Pentingnya Keterlibatan dalam Pemasaran Digital
Dalam orasi ilmiahnya yang berjudul “Dari Interaksi ke Konversi: Membangun Ekosistem Digital Marketing Berkelanjutan”, Prof. Retno mengemukakan strategi yang relevan untuk industri dan pelaku UMKM di Indonesia. Ia menggarisbawahi pentingnya pengelolaan customer journey yang bersifat personal dan bermakna. Langkah ini sangat penting tidak hanya untuk mengurangi risiko digital seperti keamanan data dan disrupsi oleh kecerdasan buatan, tetapi juga sebagai katalisator untuk menjaga daya saing industri kreatif dan memperkuat ketahanan ekonomi nasional di masa depan.
Prof. Retno menjelaskan bahwa keberhasilan pemasaran digital saat ini tidak lagi diukur dari jumlah tayangan atau pengikut, tetapi dari kemampuan membangun hubungan yang relevan dan bermakna dengan konsumen. "Dalam ekosistem digital yang semakin kompetitif, keterlibatan pengguna, relevansi konten, kecepatan respon, dan interaktivitas menjadi faktor utama yang menentukan keberhasilan bisnis," tegasnya.
Peluang dan Tantangan di Era Digital
Lebih lanjut, ia menekankan bahwa perjalanan pelanggan harus dimulai dari membangun kesadaran, mendorong interaksi, menghasilkan konversi, hingga membangun loyalitas jangka panjang. "Pendekatan tersebut memungkinkan organisasi mengelola hubungan pelanggan secara lebih strategis dan berkelanjutan," ujarnya.

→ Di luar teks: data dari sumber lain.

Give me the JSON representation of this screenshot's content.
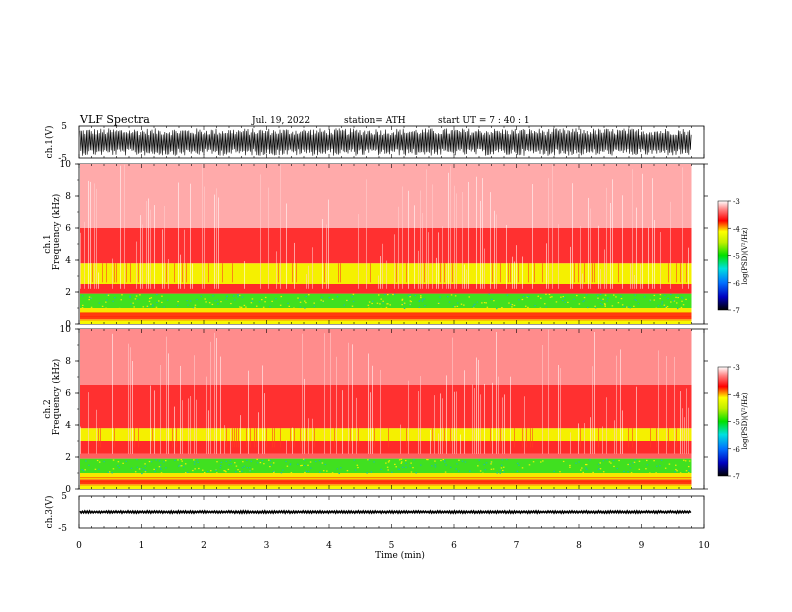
{
  "header": {
    "title": "VLF  Spectra",
    "date": "Jul.  19, 2022",
    "station": "station= ATH",
    "start": "start  UT  =    7  : 40 : 1"
  },
  "chart_data": [
    {
      "type": "line",
      "name": "ch1-waveform",
      "ylabel": "ch.1(V)",
      "ylim": [
        -5,
        5
      ],
      "yticks": [
        "5",
        "-5"
      ],
      "xlim": [
        0,
        10
      ],
      "amplitude": [
        -4.3,
        4.3
      ]
    },
    {
      "type": "heatmap",
      "name": "ch1-spectrogram",
      "ylabel": "Frequency  (kHz)",
      "channel_label": "ch.1",
      "ylim": [
        0,
        10
      ],
      "yticks": [
        "0",
        "2",
        "4",
        "6",
        "8",
        "10"
      ],
      "xlim": [
        0,
        9.8
      ],
      "colorbar": {
        "label": "log(PSD)(V²/Hz)",
        "range": [
          -7,
          -3
        ],
        "ticks": [
          "-3",
          "-4",
          "-5",
          "-6",
          "-7"
        ]
      },
      "bands": [
        {
          "from": 0,
          "to": 0.3,
          "color": "#f7f700"
        },
        {
          "from": 0.3,
          "to": 0.7,
          "color": "#ff3b10"
        },
        {
          "from": 0.7,
          "to": 1.0,
          "color": "#f7e800"
        },
        {
          "from": 1.0,
          "to": 1.9,
          "color": "#40e020"
        },
        {
          "from": 1.9,
          "to": 2.5,
          "color": "#ff2a2a"
        },
        {
          "from": 2.5,
          "to": 3.8,
          "color": "#f5f000"
        },
        {
          "from": 3.8,
          "to": 6.0,
          "color": "#ff3030"
        },
        {
          "from": 6.0,
          "to": 10.0,
          "color": "#ffaaaa"
        }
      ]
    },
    {
      "type": "heatmap",
      "name": "ch2-spectrogram",
      "ylabel": "Frequency  (kHz)",
      "channel_label": "ch.2",
      "ylim": [
        0,
        10
      ],
      "yticks": [
        "0",
        "2",
        "4",
        "6",
        "8",
        "10"
      ],
      "xlim": [
        0,
        9.8
      ],
      "colorbar": {
        "label": "log(PSD)(V²/Hz)",
        "range": [
          -7,
          -3
        ],
        "ticks": [
          "-3",
          "-4",
          "-5",
          "-6",
          "-7"
        ]
      },
      "bands": [
        {
          "from": 0,
          "to": 0.3,
          "color": "#f7f700"
        },
        {
          "from": 0.3,
          "to": 0.6,
          "color": "#ff3b10"
        },
        {
          "from": 0.6,
          "to": 1.0,
          "color": "#f7e800"
        },
        {
          "from": 1.0,
          "to": 1.9,
          "color": "#40e020"
        },
        {
          "from": 1.9,
          "to": 2.2,
          "color": "#ff6060"
        },
        {
          "from": 2.2,
          "to": 3.0,
          "color": "#ff2a2a"
        },
        {
          "from": 3.0,
          "to": 3.8,
          "color": "#f5f000"
        },
        {
          "from": 3.8,
          "to": 6.5,
          "color": "#ff3030"
        },
        {
          "from": 6.5,
          "to": 10.0,
          "color": "#ff8c8c"
        }
      ]
    },
    {
      "type": "line",
      "name": "ch3-waveform",
      "ylabel": "ch.3(V)",
      "ylim": [
        -5,
        5
      ],
      "yticks": [
        "5",
        "-5"
      ],
      "xlim": [
        0,
        10
      ],
      "level": 0,
      "amplitude": [
        -0.35,
        0.35
      ]
    }
  ],
  "x_axis": {
    "label": "Time  (min)",
    "ticks": [
      "0",
      "1",
      "2",
      "3",
      "4",
      "5",
      "6",
      "7",
      "8",
      "9",
      "10"
    ],
    "range": [
      0,
      10
    ]
  }
}
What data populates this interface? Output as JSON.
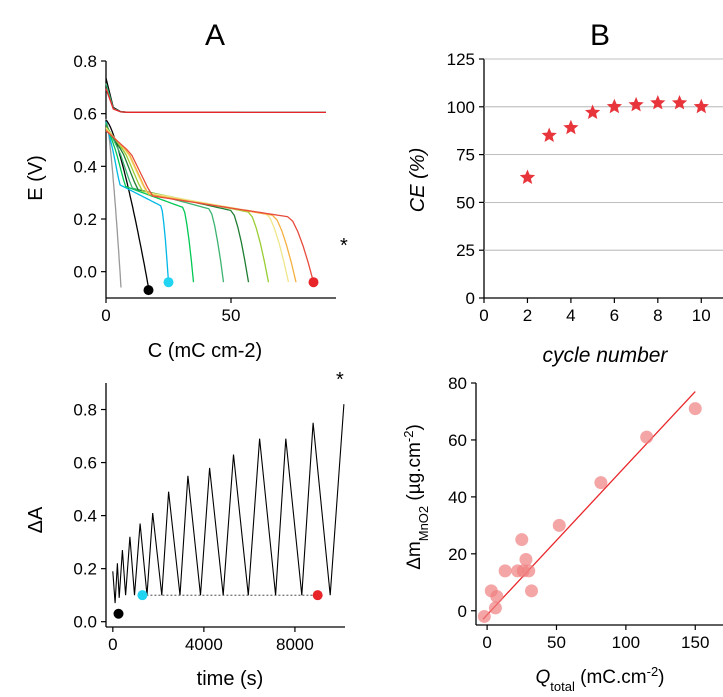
{
  "panels": {
    "A": "A",
    "B": "B"
  },
  "colors": {
    "cycle_palette": [
      "#999999",
      "#000000",
      "#00b7e6",
      "#00c853",
      "#3cb371",
      "#1e7d32",
      "#9acd32",
      "#f0e68c",
      "#f5b041",
      "#e74c3c"
    ],
    "red": "#e8262a",
    "star": "#e8353b",
    "scatter": "#f08080",
    "marker_black": "#000000",
    "marker_cyan": "#21d4f2",
    "marker_red": "#e8262a"
  },
  "chart_data": [
    {
      "id": "A-top",
      "type": "line",
      "xlabel": "C (mC cm-2)",
      "ylabel": "E (V)",
      "xlim": [
        0,
        92
      ],
      "ylim": [
        -0.1,
        0.8
      ],
      "xticks": [
        0,
        50
      ],
      "yticks": [
        0.0,
        0.2,
        0.4,
        0.6,
        0.8
      ],
      "annotation": "*",
      "discharge_end_C": [
        6,
        17,
        25,
        35,
        47,
        57,
        65,
        73,
        76,
        83
      ],
      "markers": [
        {
          "C": 17,
          "E": -0.07,
          "color": "black"
        },
        {
          "C": 25,
          "E": -0.04,
          "color": "cyan"
        },
        {
          "C": 83,
          "E": -0.04,
          "color": "red"
        }
      ]
    },
    {
      "id": "A-bottom",
      "type": "line",
      "xlabel": "time (s)",
      "ylabel": "ΔA",
      "xlim": [
        -300,
        10200
      ],
      "ylim": [
        -0.02,
        0.9
      ],
      "xticks": [
        0,
        4000,
        8000
      ],
      "yticks": [
        0.0,
        0.2,
        0.4,
        0.6,
        0.8
      ],
      "annotation": "*",
      "x": [
        0,
        100,
        200,
        280,
        420,
        560,
        750,
        950,
        1200,
        1500,
        1750,
        2150,
        2450,
        2950,
        3300,
        3850,
        4250,
        4850,
        5300,
        5950,
        6450,
        7150,
        7600,
        8300,
        8800,
        9550,
        10150
      ],
      "y": [
        0.19,
        0.07,
        0.22,
        0.09,
        0.27,
        0.1,
        0.32,
        0.1,
        0.37,
        0.1,
        0.41,
        0.1,
        0.49,
        0.1,
        0.55,
        0.1,
        0.58,
        0.1,
        0.63,
        0.1,
        0.69,
        0.1,
        0.69,
        0.1,
        0.75,
        0.1,
        0.82
      ],
      "baseline": 0.1,
      "markers": [
        {
          "x": 250,
          "y": 0.03,
          "color": "black"
        },
        {
          "x": 1300,
          "y": 0.1,
          "color": "cyan"
        },
        {
          "x": 9000,
          "y": 0.1,
          "color": "red"
        }
      ]
    },
    {
      "id": "B-top",
      "type": "scatter",
      "xlabel": "cycle number",
      "ylabel": "CE (%)",
      "xlim": [
        0,
        11
      ],
      "ylim": [
        0,
        125
      ],
      "xticks": [
        0,
        2,
        4,
        6,
        8,
        10
      ],
      "yticks": [
        0,
        25,
        50,
        75,
        100,
        125
      ],
      "grid": true,
      "x": [
        2,
        3,
        4,
        5,
        6,
        7,
        8,
        9,
        10
      ],
      "y": [
        63,
        85,
        89,
        97,
        100,
        101,
        102,
        102,
        100
      ]
    },
    {
      "id": "B-bottom",
      "type": "scatter",
      "xlabel": "Q",
      "xlabel_sub": "total",
      "xlabel_unit": " (mC.cm",
      "xlabel_sup": "-2",
      "xlabel_end": ")",
      "ylabel": "Δm",
      "ylabel_sub": "MnO2",
      "ylabel_unit": " (µg.cm",
      "ylabel_sup": "-2",
      "ylabel_end": ")",
      "xlim": [
        -8,
        170
      ],
      "ylim": [
        -5,
        80
      ],
      "xticks": [
        0,
        50,
        100,
        150
      ],
      "yticks": [
        0,
        20,
        40,
        60,
        80
      ],
      "x": [
        -2,
        3,
        6,
        7,
        13,
        22,
        25,
        26,
        28,
        30,
        32,
        52,
        82,
        115,
        150
      ],
      "y": [
        -2,
        7,
        1,
        5,
        14,
        14,
        25,
        14,
        18,
        14,
        7,
        30,
        45,
        61,
        71
      ],
      "fit": {
        "x": [
          -3,
          150
        ],
        "y": [
          -3,
          77
        ]
      }
    }
  ]
}
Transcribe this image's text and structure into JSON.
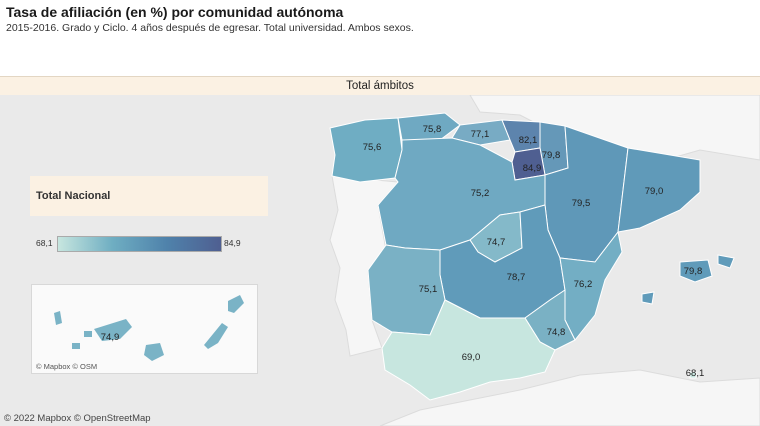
{
  "title": "Tasa de afiliación (en %) por comunidad autónoma",
  "subtitle": "2015-2016. Grado y Ciclo. 4 años después de egresar. Total universidad. Ambos sexos.",
  "panel_header": "Total ámbitos",
  "legend": {
    "title": "Total Nacional",
    "min": "68,1",
    "max": "84,9"
  },
  "canary_attribution": "© Mapbox  © OSM",
  "attribution": "© 2022 Mapbox  © OpenStreetMap",
  "colors": {
    "background": "#eaeaea",
    "low": "#c7e6df",
    "mid": "#6faec2",
    "high": "#4f5f91"
  },
  "regions": [
    {
      "name": "Galicia",
      "label": "75,6",
      "value": 75.6
    },
    {
      "name": "Asturias",
      "label": "75,8",
      "value": 75.8
    },
    {
      "name": "Cantabria",
      "label": "77,1",
      "value": 77.1
    },
    {
      "name": "País Vasco",
      "label": "82,1",
      "value": 82.1
    },
    {
      "name": "Navarra",
      "label": "79,8",
      "value": 79.8
    },
    {
      "name": "La Rioja",
      "label": "84,9",
      "value": 84.9
    },
    {
      "name": "Castilla y León",
      "label": "75,2",
      "value": 75.2
    },
    {
      "name": "Aragón",
      "label": "79,5",
      "value": 79.5
    },
    {
      "name": "Cataluña",
      "label": "79,0",
      "value": 79.0
    },
    {
      "name": "Madrid",
      "label": "74,7",
      "value": 74.7
    },
    {
      "name": "Castilla-La Mancha",
      "label": "78,7",
      "value": 78.7
    },
    {
      "name": "Extremadura",
      "label": "75,1",
      "value": 75.1
    },
    {
      "name": "C. Valenciana",
      "label": "76,2",
      "value": 76.2
    },
    {
      "name": "Murcia",
      "label": "74,8",
      "value": 74.8
    },
    {
      "name": "Andalucía",
      "label": "69,0",
      "value": 69.0
    },
    {
      "name": "Baleares",
      "label": "79,8",
      "value": 79.8
    },
    {
      "name": "Ceuta/Melilla",
      "label": "68,1",
      "value": 68.1
    },
    {
      "name": "Canarias",
      "label": "74,9",
      "value": 74.9
    }
  ]
}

Prof. Retno juga menyoroti potensi besar ekonomi digital di Indonesia, yang didukung oleh tingginya penetrasi internet dan pertumbuhan platform digital. Namun, ia mengingatkan pentingnya kesiapan menghadapi tantangan seperti keamanan data, penipuan digital, dan perubahan algoritma platform. Ia menekankan bahwa digital marketing memiliki peran strategis dalam mendorong pertumbuhan UMKM dan memperkuat daya saing industri kreatif.
Rektor Binus University, Nelly, menambahkan bahwa pengukuhan ini merupakan bagian dari komitmen institusi untuk menyediakan ekosistem akademik yang unggul dan relevan dengan kebutuhan masyarakat. "Pengukuhan Guru Besar bukan hanya pencapaian akademik individu, tetapi juga mencerminkan kontribusi nyata perguruan tinggi dalam menghasilkan pemikiran yang mampu menjawab tantangan zaman," pungkasnya.